もちろん、Wiiリモコンや「ニンテンドー3DS」を支えるのも高度なテクノロジーなのですが、「日常生活の融合」という部分が守られている限り、テクノロジー独走の状態にはならないことでしょう。逆に、「日常生活」の見極めを誤るとテクノロジーのみが先走ることになります。
実は「テクノロジーと日常生活の融合」は珍しいキーワードではありません。あらゆる家電製品は宣伝において「テクノロジーと日常生活が融合した」姿を提示しているといっても過言ではないでしょう。新テクノロジーで手間を省く全自動洗濯機。より濃密なコミュニケーションを可能とする携帯電話。更に清潔にできる掃除機。いずれもテクノロジーと日常生活が融合することで新しい世界が広がるとしています。
ポイントとなるのは「『Wii Fit』みたいに」という部分。体重・フィットネスという誰もが興味を持つことを持ってきて、価格を抑えめにすることでWiiと『Wii Fit』は大きな成功を収めました。つまり、「今後はテクノロジーの使い道をどれだけ大衆の関心に近づけられるか」というセンスの勝負だ・・・と宮本氏は語っているのではないでしょうか。
これは「テクノロジーを翻訳」するということかもしれません。『Wii Fit』に不可欠なバランスWiiボードは「ストレインゲージ」の働きで体重や身体の傾きを測定しますし、WiiリモコンやWii Motion Plusは「3軸加速度センサー」や「ジャイロセンサー」でコントローラーがどう動いているかを検知します。
「ストレインゲージ」「3軸加速度センサー」「ジャイロセンサー」と並べてみると、あれだけ親しみのあったバランスWiiボードやWiiリモコン・Wii Motion Plusが無味乾燥な機械の塊に変貌します。
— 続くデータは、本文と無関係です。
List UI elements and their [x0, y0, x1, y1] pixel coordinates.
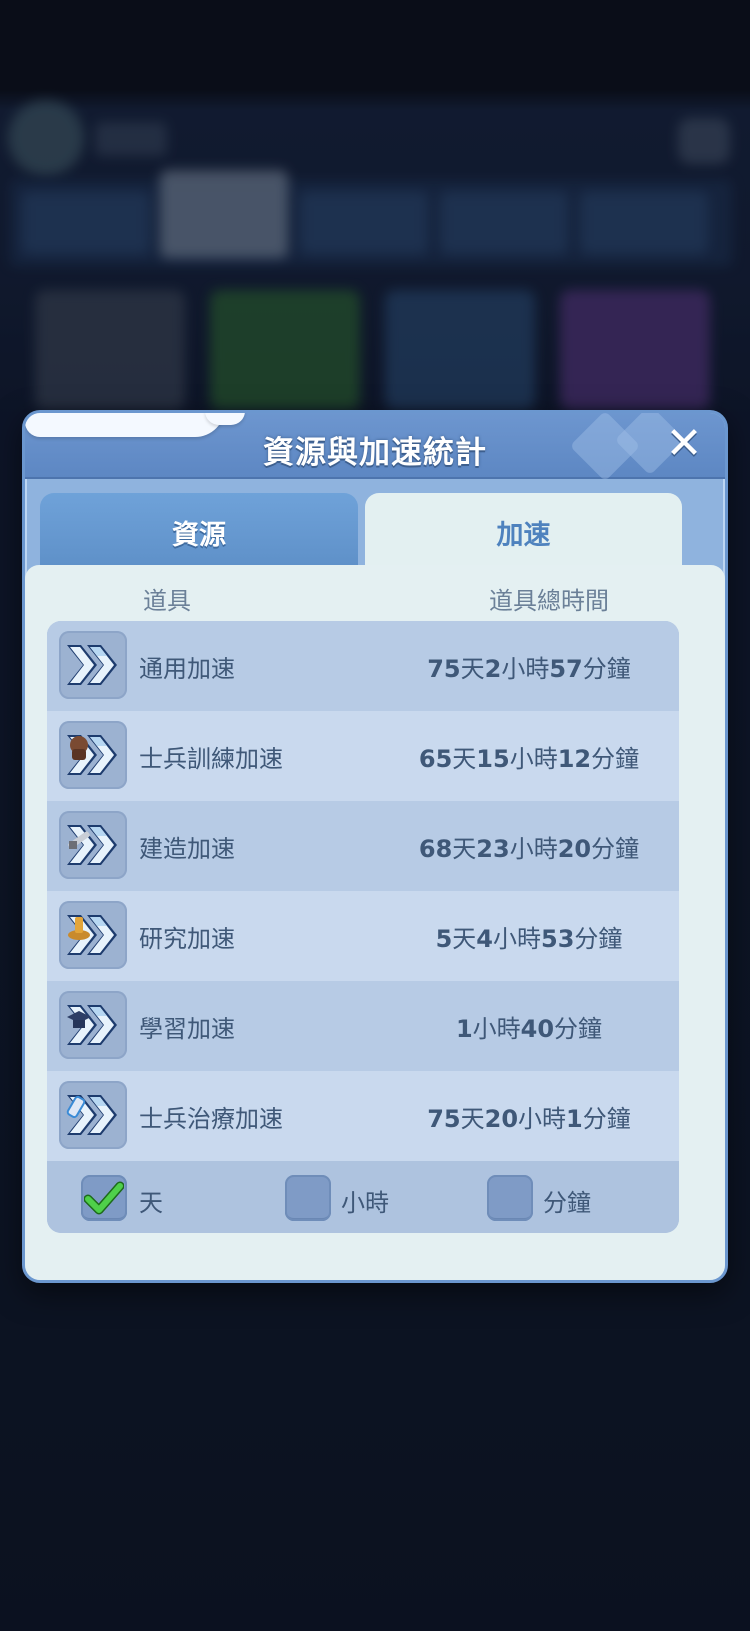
- column-header-item: 道具: [143, 587, 191, 615]
- speedup-research-icon: [59, 901, 127, 969]
- snow-decoration: [25, 413, 225, 437]
- unit-label-hour: 小時: [341, 1189, 389, 1217]
- speedup-total-time: 75天2小時57分鐘: [427, 654, 631, 683]
- speedup-total-time: 68天23小時20分鐘: [418, 834, 640, 863]
- speedup-total-time: 1小時40分鐘: [455, 1014, 603, 1043]
- speedup-panel: 道具 道具總時間 通用加速 75天2小時57分鐘士兵訓練加速 65天15小時12分鐘…: [25, 565, 725, 1280]
- speedup-label: 士兵訓練加速: [139, 744, 283, 773]
- checkmark-icon: [84, 1181, 124, 1215]
- speedup-learning-icon: [59, 991, 127, 1059]
- unit-checkbox-day[interactable]: [81, 1175, 127, 1221]
- speedup-label: 通用加速: [139, 654, 235, 683]
- speedup-stats-dialog: 資源與加速統計 ✕ 資源 加速 道具 道具總時間 通用加速 75天2小時57分鐘士…: [22, 410, 728, 1283]
- close-icon[interactable]: ✕: [661, 421, 707, 467]
- speedup-total-time: 5天4小時53分鐘: [435, 924, 623, 953]
- category-badge-icon: [68, 917, 90, 940]
- speedup-healing-icon: [59, 1081, 127, 1149]
- speedup-building-icon: [59, 811, 127, 879]
- category-badge-icon: [66, 1095, 86, 1119]
- category-badge-icon: [67, 1011, 91, 1028]
- tab-speedups[interactable]: 加速: [365, 493, 682, 569]
- category-badge-icon: [68, 831, 90, 849]
- tab-resources[interactable]: 資源: [40, 493, 358, 569]
- category-badge-icon: [70, 736, 88, 760]
- speedup-total-time: 65天15小時12分鐘: [418, 744, 640, 773]
- speedup-training-icon: [59, 721, 127, 789]
- speedup-row: 學習加速 1小時40分鐘: [47, 981, 679, 1071]
- column-header-total-time: 道具總時間: [489, 587, 609, 615]
- double-chevron-icon: [67, 645, 117, 685]
- unit-selector: 天 小時 分鐘: [47, 1161, 679, 1233]
- speedup-row: 建造加速 68天23小時20分鐘: [47, 801, 679, 891]
- speedup-row: 士兵訓練加速 65天15小時12分鐘: [47, 711, 679, 801]
- speedup-row: 通用加速 75天2小時57分鐘: [47, 621, 679, 711]
- unit-checkbox-hour[interactable]: [285, 1175, 331, 1221]
- speedup-label: 學習加速: [139, 1014, 235, 1043]
- speedup-label: 士兵治療加速: [139, 1104, 283, 1133]
- unit-label-minute: 分鐘: [543, 1189, 591, 1217]
- unit-label-day: 天: [139, 1189, 163, 1217]
- speedup-label: 研究加速: [139, 924, 235, 953]
- speedup-label: 建造加速: [139, 834, 235, 863]
- speedup-row: 研究加速 5天4小時53分鐘: [47, 891, 679, 981]
- speedup-total-time: 75天20小時1分鐘: [427, 1104, 631, 1133]
- unit-checkbox-minute[interactable]: [487, 1175, 533, 1221]
- speedup-row: 士兵治療加速 75天20小時1分鐘: [47, 1071, 679, 1161]
- speedup-list: 通用加速 75天2小時57分鐘士兵訓練加速 65天15小時12分鐘建造加速 68天23…: [47, 621, 679, 1233]
- speedup-general-icon: [59, 631, 127, 699]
筆者を含めテクノロジーに親しみのない人には訳が分かりません。
「ストレインゲージ」を「体重計」「ヨガ」「筋トレ」に、「3軸加速度センサー」「ジャイロセンサー」を「テニス」「アーチェリー」「チャンバラ」とする・・・これが任天堂流のテクノロジーの翻訳でしょう。いずれもバランスWiiボードやWiiリモコンのために生み出された技術ではありません。任天堂もまたテクノロジー先行なのです。
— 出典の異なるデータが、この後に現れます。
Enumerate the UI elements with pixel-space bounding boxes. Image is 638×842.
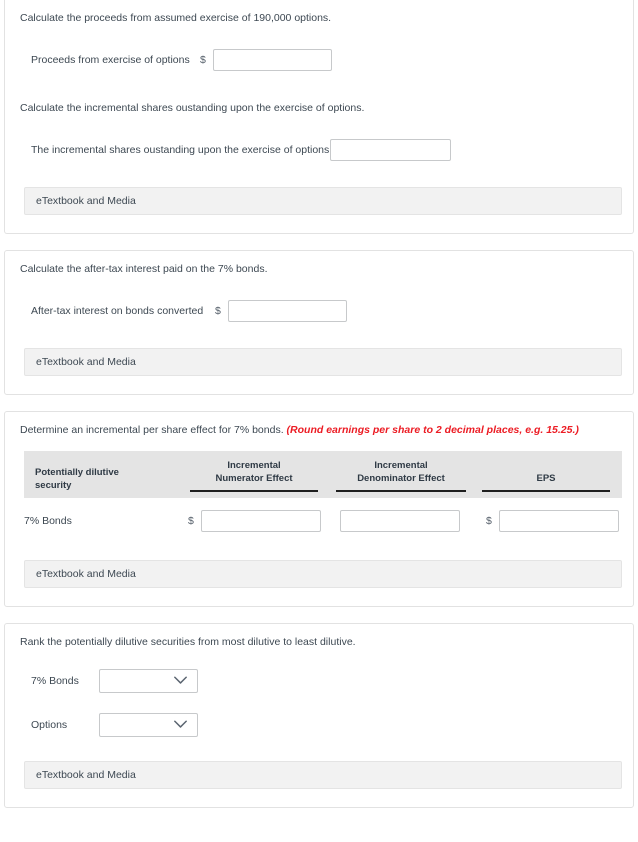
bottom-spacer xyxy=(0,824,638,830)
input-after-tax-interest[interactable] xyxy=(227,300,347,322)
currency-symbol: $ xyxy=(215,305,221,317)
etextbook-and-media-button[interactable]: eTextbook and Media xyxy=(24,187,622,215)
field-label-after-tax-interest: After-tax interest on bonds converted xyxy=(31,305,204,317)
input-denominator-effect[interactable] xyxy=(340,510,460,532)
column-header-line2: security xyxy=(35,480,72,491)
cell-security-name: 7% Bonds xyxy=(24,515,72,527)
prompt-text: Calculate the after-tax interest paid on… xyxy=(20,251,618,276)
prompt-main: Calculate the proceeds from assumed exer… xyxy=(20,12,332,24)
question-card-after-tax-interest: Calculate the after-tax interest paid on… xyxy=(4,250,634,395)
question-card-options-proceeds: Calculate the proceeds from assumed exer… xyxy=(4,0,634,234)
column-header-line1: Incremental xyxy=(227,460,281,471)
currency-symbol: $ xyxy=(486,515,492,527)
column-header-security: Potentially dilutive security xyxy=(24,451,176,498)
table-header: Potentially dilutive security Incrementa… xyxy=(24,451,622,498)
column-header-line2: EPS xyxy=(536,473,556,484)
column-header-line2: Numerator Effect xyxy=(215,473,293,484)
etextbook-label: eTextbook and Media xyxy=(36,356,136,368)
etextbook-and-media-button[interactable]: eTextbook and Media xyxy=(24,348,622,376)
column-header-line2: Denominator Effect xyxy=(357,473,445,484)
prompt-text: Determine an incremental per share effec… xyxy=(20,412,618,437)
field-row-proceeds: Proceeds from exercise of options $ xyxy=(20,49,618,71)
prompt-main: Rank the potentially dilutive securities… xyxy=(20,636,356,648)
input-eps[interactable] xyxy=(498,510,619,532)
column-header-denominator-effect: Incremental Denominator Effect xyxy=(328,451,474,498)
field-row-incremental-shares: The incremental shares oustanding upon t… xyxy=(20,139,618,161)
rank-select-bonds-wrapper xyxy=(99,669,198,693)
rank-select-options-wrapper xyxy=(99,713,198,737)
rounding-hint: (Round earnings per share to 2 decimal p… xyxy=(286,424,579,436)
etextbook-label: eTextbook and Media xyxy=(36,195,136,207)
rank-label-bonds: 7% Bonds xyxy=(31,675,79,687)
field-label-proceeds: Proceeds from exercise of options xyxy=(31,54,190,66)
etextbook-and-media-button[interactable]: eTextbook and Media xyxy=(24,761,622,789)
column-header-eps: EPS xyxy=(474,451,622,498)
table-header-row: Potentially dilutive security Incrementa… xyxy=(24,451,622,498)
dilutive-table-wrapper: Potentially dilutive security Incrementa… xyxy=(24,451,622,542)
field-label-incremental-shares: The incremental shares oustanding upon t… xyxy=(31,144,330,156)
input-proceeds-from-exercise[interactable] xyxy=(212,49,332,71)
etextbook-and-media-button[interactable]: eTextbook and Media xyxy=(24,560,622,588)
prompt-main: Determine an incremental per share effec… xyxy=(20,424,284,436)
assignment-page: Calculate the proceeds from assumed exer… xyxy=(0,0,638,830)
input-numerator-effect[interactable] xyxy=(200,510,321,532)
rank-select-options[interactable] xyxy=(99,713,198,737)
prompt-text: Calculate the incremental shares oustand… xyxy=(20,71,618,115)
currency-symbol: $ xyxy=(200,54,206,66)
column-header-numerator-effect: Incremental Numerator Effect xyxy=(176,451,328,498)
rank-row-options: Options xyxy=(20,713,618,737)
cell-eps: $ xyxy=(474,498,622,542)
prompt-text: Calculate the proceeds from assumed exer… xyxy=(20,0,618,25)
field-row-after-tax-interest: After-tax interest on bonds converted $ xyxy=(20,300,618,322)
table-body: 7% Bonds $ $ xyxy=(24,498,622,542)
question-card-rank-dilutive: Rank the potentially dilutive securities… xyxy=(4,623,634,808)
prompt-text: Rank the potentially dilutive securities… xyxy=(20,624,618,649)
rank-label-options: Options xyxy=(31,719,68,731)
column-header-line1: Potentially dilutive xyxy=(35,467,119,478)
prompt-main: Calculate the after-tax interest paid on… xyxy=(20,263,268,275)
rank-row-bonds: 7% Bonds xyxy=(20,669,618,693)
column-header-line1: Incremental xyxy=(374,460,428,471)
rank-select-bonds[interactable] xyxy=(99,669,198,693)
etextbook-label: eTextbook and Media xyxy=(36,769,136,781)
prompt-main: Calculate the incremental shares oustand… xyxy=(20,102,365,114)
cell-numerator-effect: $ xyxy=(176,498,328,542)
currency-symbol: $ xyxy=(188,515,194,527)
input-incremental-shares[interactable] xyxy=(330,139,451,161)
cell-denominator-effect xyxy=(328,498,474,542)
question-card-incremental-per-share-effect: Determine an incremental per share effec… xyxy=(4,411,634,607)
etextbook-label: eTextbook and Media xyxy=(36,568,136,580)
table-row: 7% Bonds $ $ xyxy=(24,498,622,542)
dilutive-securities-table: Potentially dilutive security Incrementa… xyxy=(24,451,622,542)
この翻訳には、翻訳者の感性が日常に根付いていることが必要とされます。
つまり任天堂はゲーム業界のまっただ中にありながら、その外からの目も持っているのです。
「ニンテンドー3DS」では「視差バリア方式」を使用すると見られています。これは右目と左目にそれぞれ専用の映像を映すことで裸眼での3D映像を実現します。二つの目が異なったものを見ることで、一つの明晰な像が浮かぶというこの方式は、技術者としての目と生活者としての目で大衆が望むものを導き出すという、今の任天堂の哲学を体現したような存在といえるのではないでしょうか。